Peer review

November 13, 2007 at 11:37PM

Q I hear about using ARMs for mortgages, but what are the risks? What happens if the property depreciates and interest rates go up?

James, Minneapolis

Adjustable-rate mortgages (ARMs) can be a great tool since you can get a rate lower than a fixed-rate mortgage. The downside is the interest rate can fluctuate, just as the name suggests.

Typically, you can get a one-year, 5/1 or 7/1 ARM, meaning the rate would be fixed for the first one, five or seven years. After that the rate, and therefore your payment, can be adjusted up or down every year depending on where interest rates are heading.

Many young people probably won't own their first home or condo longer than five to seven years, so an ARM is a great option. But if you anticipate owning the property for a longer time, a fixed-rate mortgage might be better so that you can lock in your payment and allow for better budgeting.

The housing market has slowed from a few years ago; however, properties have not started to depreciate. If that were to happen, the concern would come if you wanted to sell. First, you could receive less than the amount you originally paid. Second, you want to make sure the value of your home is still higher than your mortgage amount, otherwise the mortgage company could technically require that your loan be paid in full because you do not have the same amount of collateral that was initially pledged. (This is the case no matter what type of mortgage you use.)

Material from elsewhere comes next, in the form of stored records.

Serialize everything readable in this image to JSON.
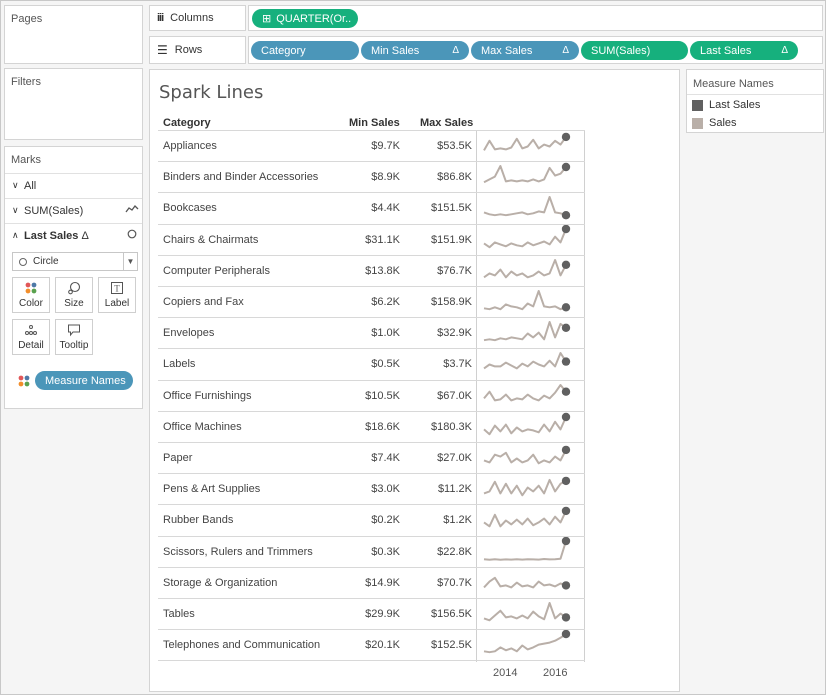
{
  "pages": {
    "title": "Pages"
  },
  "filters": {
    "title": "Filters"
  },
  "marks": {
    "title": "Marks",
    "rows": [
      {
        "label": "All",
        "icon": ""
      },
      {
        "label": "SUM(Sales)",
        "icon": "line-icon"
      },
      {
        "label": "Last Sales",
        "icon": "circle-icon",
        "delta": "Δ"
      }
    ],
    "mark_type": "Circle",
    "buttons": [
      "Color",
      "Size",
      "Label",
      "Detail",
      "Tooltip"
    ],
    "color_pill": "Measure Names"
  },
  "shelves": {
    "columns_label": "Columns",
    "rows_label": "Rows",
    "columns_pills": [
      {
        "label": "QUARTER(Or..",
        "prefix": "⊞"
      }
    ],
    "rows_pills": [
      {
        "label": "Category",
        "color": "blue",
        "delta": ""
      },
      {
        "label": "Min Sales",
        "color": "blue",
        "delta": "Δ"
      },
      {
        "label": "Max Sales",
        "color": "blue",
        "delta": "Δ"
      },
      {
        "label": "SUM(Sales)",
        "color": "green",
        "delta": ""
      },
      {
        "label": "Last Sales",
        "color": "green",
        "delta": "Δ"
      }
    ]
  },
  "legend": {
    "title": "Measure Names",
    "items": [
      {
        "label": "Last Sales",
        "color": "#606060"
      },
      {
        "label": "Sales",
        "color": "#b9afa8"
      }
    ]
  },
  "chart_data": {
    "type": "table",
    "title": "Spark Lines",
    "columns": [
      "Category",
      "Min Sales",
      "Max Sales"
    ],
    "x_axis_ticks": [
      "2014",
      "2016"
    ],
    "series_colors": {
      "sales": "#b9afa8",
      "last_sales": "#606060"
    },
    "rows": [
      {
        "category": "Appliances",
        "min": "$9.7K",
        "max": "$53.5K",
        "spark": [
          0.2,
          0.7,
          0.25,
          0.3,
          0.25,
          0.35,
          0.8,
          0.3,
          0.4,
          0.75,
          0.3,
          0.5,
          0.4,
          0.7,
          0.5,
          0.9
        ]
      },
      {
        "category": "Binders and Binder Accessories",
        "min": "$8.9K",
        "max": "$86.8K",
        "spark": [
          0.15,
          0.3,
          0.45,
          1.0,
          0.2,
          0.25,
          0.2,
          0.25,
          0.2,
          0.3,
          0.2,
          0.3,
          0.9,
          0.5,
          0.6,
          0.95
        ]
      },
      {
        "category": "Bookcases",
        "min": "$4.4K",
        "max": "$151.5K",
        "spark": [
          0.2,
          0.1,
          0.05,
          0.1,
          0.05,
          0.1,
          0.15,
          0.2,
          0.1,
          0.15,
          0.25,
          0.2,
          1.0,
          0.2,
          0.15,
          0.05
        ]
      },
      {
        "category": "Chairs & Chairmats",
        "min": "$31.1K",
        "max": "$151.9K",
        "spark": [
          0.25,
          0.05,
          0.3,
          0.2,
          0.1,
          0.25,
          0.15,
          0.1,
          0.3,
          0.15,
          0.25,
          0.35,
          0.2,
          0.6,
          0.3,
          1.0
        ]
      },
      {
        "category": "Computer Peripherals",
        "min": "$13.8K",
        "max": "$76.7K",
        "spark": [
          0.1,
          0.3,
          0.2,
          0.5,
          0.1,
          0.4,
          0.2,
          0.3,
          0.1,
          0.2,
          0.4,
          0.2,
          0.3,
          1.0,
          0.2,
          0.75
        ]
      },
      {
        "category": "Copiers and Fax",
        "min": "$6.2K",
        "max": "$158.9K",
        "spark": [
          0.1,
          0.05,
          0.15,
          0.05,
          0.3,
          0.2,
          0.15,
          0.05,
          0.35,
          0.2,
          1.0,
          0.2,
          0.15,
          0.2,
          0.05,
          0.15
        ]
      },
      {
        "category": "Envelopes",
        "min": "$1.0K",
        "max": "$32.9K",
        "spark": [
          0.05,
          0.1,
          0.05,
          0.15,
          0.1,
          0.2,
          0.15,
          0.1,
          0.4,
          0.2,
          0.45,
          0.1,
          1.0,
          0.2,
          0.9,
          0.7
        ]
      },
      {
        "category": "Labels",
        "min": "$0.5K",
        "max": "$3.7K",
        "spark": [
          0.2,
          0.4,
          0.3,
          0.3,
          0.5,
          0.35,
          0.2,
          0.45,
          0.3,
          0.55,
          0.4,
          0.3,
          0.6,
          0.3,
          1.0,
          0.55
        ]
      },
      {
        "category": "Office Furnishings",
        "min": "$10.5K",
        "max": "$67.0K",
        "spark": [
          0.3,
          0.65,
          0.2,
          0.25,
          0.5,
          0.2,
          0.3,
          0.25,
          0.5,
          0.3,
          0.2,
          0.45,
          0.3,
          0.6,
          1.0,
          0.65
        ]
      },
      {
        "category": "Office Machines",
        "min": "$18.6K",
        "max": "$180.3K",
        "spark": [
          0.3,
          0.05,
          0.5,
          0.2,
          0.55,
          0.1,
          0.4,
          0.2,
          0.3,
          0.25,
          0.15,
          0.55,
          0.2,
          0.7,
          0.3,
          0.95
        ]
      },
      {
        "category": "Paper",
        "min": "$7.4K",
        "max": "$27.0K",
        "spark": [
          0.3,
          0.2,
          0.6,
          0.5,
          0.7,
          0.2,
          0.4,
          0.2,
          0.3,
          0.6,
          0.15,
          0.3,
          0.2,
          0.5,
          0.3,
          0.85
        ]
      },
      {
        "category": "Pens & Art Supplies",
        "min": "$3.0K",
        "max": "$11.2K",
        "spark": [
          0.2,
          0.3,
          0.8,
          0.2,
          0.7,
          0.2,
          0.6,
          0.1,
          0.5,
          0.3,
          0.6,
          0.2,
          0.9,
          0.3,
          0.7,
          0.85
        ]
      },
      {
        "category": "Rubber Bands",
        "min": "$0.2K",
        "max": "$1.2K",
        "spark": [
          0.3,
          0.1,
          0.7,
          0.1,
          0.4,
          0.2,
          0.45,
          0.2,
          0.5,
          0.15,
          0.3,
          0.5,
          0.2,
          0.6,
          0.3,
          0.9
        ]
      },
      {
        "category": "Scissors, Rulers and Trimmers",
        "min": "$0.3K",
        "max": "$22.8K",
        "spark": [
          0.05,
          0.02,
          0.05,
          0.02,
          0.04,
          0.03,
          0.05,
          0.03,
          0.05,
          0.04,
          0.03,
          0.06,
          0.04,
          0.05,
          0.08,
          1.0
        ]
      },
      {
        "category": "Storage & Organization",
        "min": "$14.9K",
        "max": "$70.7K",
        "spark": [
          0.2,
          0.5,
          0.7,
          0.25,
          0.3,
          0.2,
          0.45,
          0.25,
          0.3,
          0.2,
          0.5,
          0.3,
          0.35,
          0.25,
          0.4,
          0.3
        ]
      },
      {
        "category": "Tables",
        "min": "$29.9K",
        "max": "$156.5K",
        "spark": [
          0.2,
          0.1,
          0.35,
          0.6,
          0.25,
          0.3,
          0.2,
          0.35,
          0.2,
          0.55,
          0.3,
          0.15,
          1.0,
          0.2,
          0.45,
          0.25
        ]
      },
      {
        "category": "Telephones and Communication",
        "min": "$20.1K",
        "max": "$152.5K",
        "spark": [
          0.1,
          0.05,
          0.1,
          0.3,
          0.15,
          0.25,
          0.1,
          0.4,
          0.2,
          0.3,
          0.45,
          0.5,
          0.55,
          0.65,
          0.8,
          1.0
        ]
      }
    ]
  }
}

Kristin Hannemann, CFP (30)

Clarification

Sharp-eyed readers of last week's tsunami aid question point out that Minnesota taxpayers can deduct a limited amount of charitable donations on their Minnesota return even if they don't itemize.

This is true; here's how it works:

For taxpayers who do not itemize, the first $500 of charitable donations are not deductible on your Minnesota return. However, you may deduct 50 percent of all contributions in excess of $500.

For example, if you made charitable donations of $1,000 in 2004, you may deduct $250 (($1,000-$500)/2).

It's also possible to carryover charitable donations for up to five years.

So if you do not make enough donations in a single year, consider carrying them over to future years when the cumulative total is enough to receive a deduction.